The matches in question were between China's Wang Xiaoli / Yu Yang and South Korea's Jung Kyung-eun / Kim Ha-na in Group A, and South Korea's Ha Jung-eun / Kim Min-jung versus Indonesia's Meiliana Jauhari / Greysia Polii in Group C. After errors began occurring during routine shots in both matches, including shots going long and serves hitting the net, the crowd reacted angrily, and the first game in the match between Yu Yang and Wang Xiaoli of China and Jung Kyung-eun and Kim Ha-na of South Korea featured no rallies of more than four shots.

South Korean head coach Sung Han-kook said his pairs had emulated the Chinese tactics so as to avoid playing against another South Korean team in the knockout stages before the final: "Because they don't want to play the semi-final against each other, so we did the same. We didn't want to play the South Korean team again".

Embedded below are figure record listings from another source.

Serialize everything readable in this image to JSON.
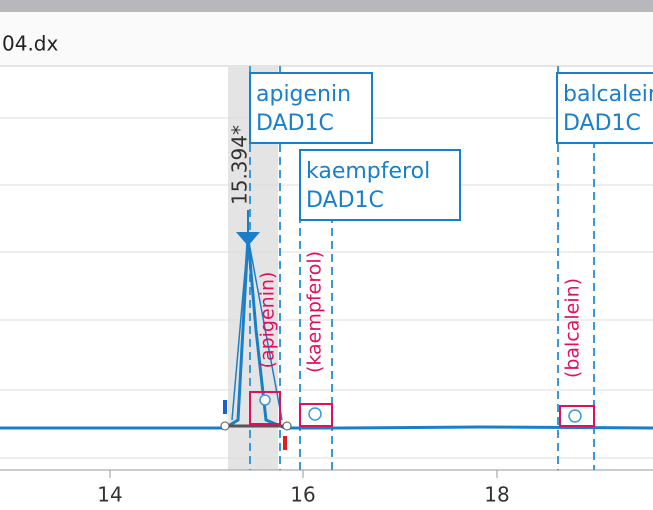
{
  "tab": {
    "title": "04.dx"
  },
  "peak": {
    "label": "15.394*"
  },
  "compounds": [
    {
      "name": "apigenin",
      "detector": "DAD1C",
      "tag": "(apigenin)"
    },
    {
      "name": "kaempferol",
      "detector": "DAD1C",
      "tag": "(kaempferol)"
    },
    {
      "name": "balcalein",
      "detector": "DAD1C",
      "tag": "(balcalein)"
    }
  ],
  "x_axis": {
    "labels": [
      "14",
      "16",
      "18"
    ]
  }
}
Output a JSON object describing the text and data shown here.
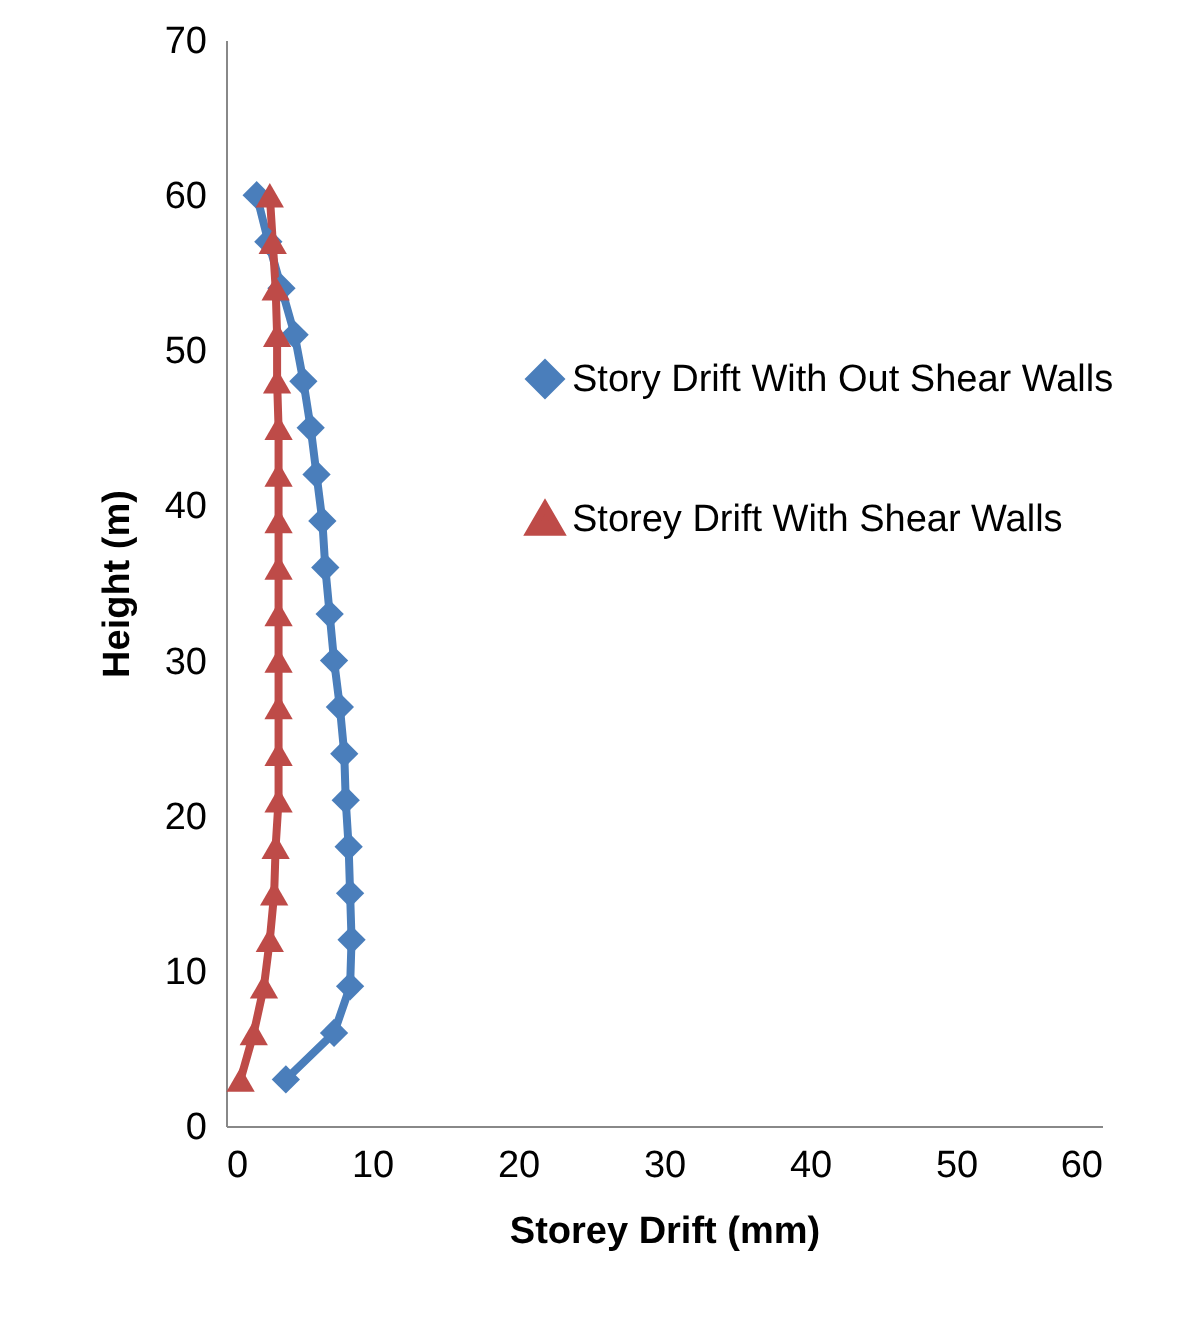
{
  "chart_data": {
    "type": "line",
    "xlabel": "Storey Drift (mm)",
    "ylabel": "Height (m)",
    "xlim": [
      0,
      60
    ],
    "xticks": [
      0,
      10,
      20,
      30,
      40,
      50,
      60
    ],
    "ylim": [
      0,
      70
    ],
    "yticks": [
      0,
      10,
      20,
      30,
      40,
      50,
      60,
      70
    ],
    "grid": false,
    "legend": "right",
    "series": [
      {
        "name": "Story Drift With Out Shear Walls",
        "color": "#4a7ebb",
        "marker": "diamond",
        "x": [
          4.1,
          7.4,
          8.5,
          8.6,
          8.5,
          8.4,
          8.2,
          8.1,
          7.8,
          7.4,
          7.1,
          6.8,
          6.6,
          6.2,
          5.8,
          5.3,
          4.7,
          3.8,
          2.9,
          2.1
        ],
        "values": [
          3,
          6,
          9,
          12,
          15,
          18,
          21,
          24,
          27,
          30,
          33,
          36,
          39,
          42,
          45,
          48,
          51,
          54,
          57,
          60
        ]
      },
      {
        "name": "Storey Drift With Shear Walls",
        "color": "#be4b48",
        "marker": "triangle",
        "x": [
          1.0,
          1.9,
          2.6,
          3.0,
          3.3,
          3.4,
          3.6,
          3.6,
          3.6,
          3.6,
          3.6,
          3.6,
          3.6,
          3.6,
          3.6,
          3.5,
          3.5,
          3.4,
          3.2,
          3.0
        ],
        "values": [
          3,
          6,
          9,
          12,
          15,
          18,
          21,
          24,
          27,
          30,
          33,
          36,
          39,
          42,
          45,
          48,
          51,
          54,
          57,
          60
        ]
      }
    ]
  }
}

In the second match, the tournament referee, Torsten Berg, initially issued a black card to disqualify the players, but this was rescinded after the teams' coaches and officials came onto the court and remonstrated with him. Play was allowed to continue while he monitored proceedings, and both the earlier match and this later match were ultimately played to a conclusion, completing the draw for the quarter-finals (groups B and D having concluded earlier in the day).

Technical delegate Paisan Rangsikitpho said after the Group A match, "If it's true what I hear, this is a shame and I don't like it. And I'm not going to accept anything that I don't like at all. It's not in a good spirit....I apologise to the public, I apologise for everyone and I am not happy."

On 1 August 2012, following a Badminton World Federation review, all eight players were found guilty of "not using one's best efforts to win a match" and "conducting oneself in a manner that is clearly abusive or detrimental to the sport" and were ejected from the tournament. The quarter-finals then continued with the ejected teams being replaced by the other teams from their groups.

The decision was highly debated; some argued that while the teams had not been performing their best effort to win the game at hand, they had been in fact doing their best to win the tournament, and that conserving resources in early matches is a common practice in every competitive sport.

To prevent any repeat of these events, the competition format for the next Olympics was changed: all pairs finishing second in their groups would be placed into another draw to determine who they faced in the quarter-finals, while the top pair in each group would have a fixed position matched to its designated seed in the knockout phase.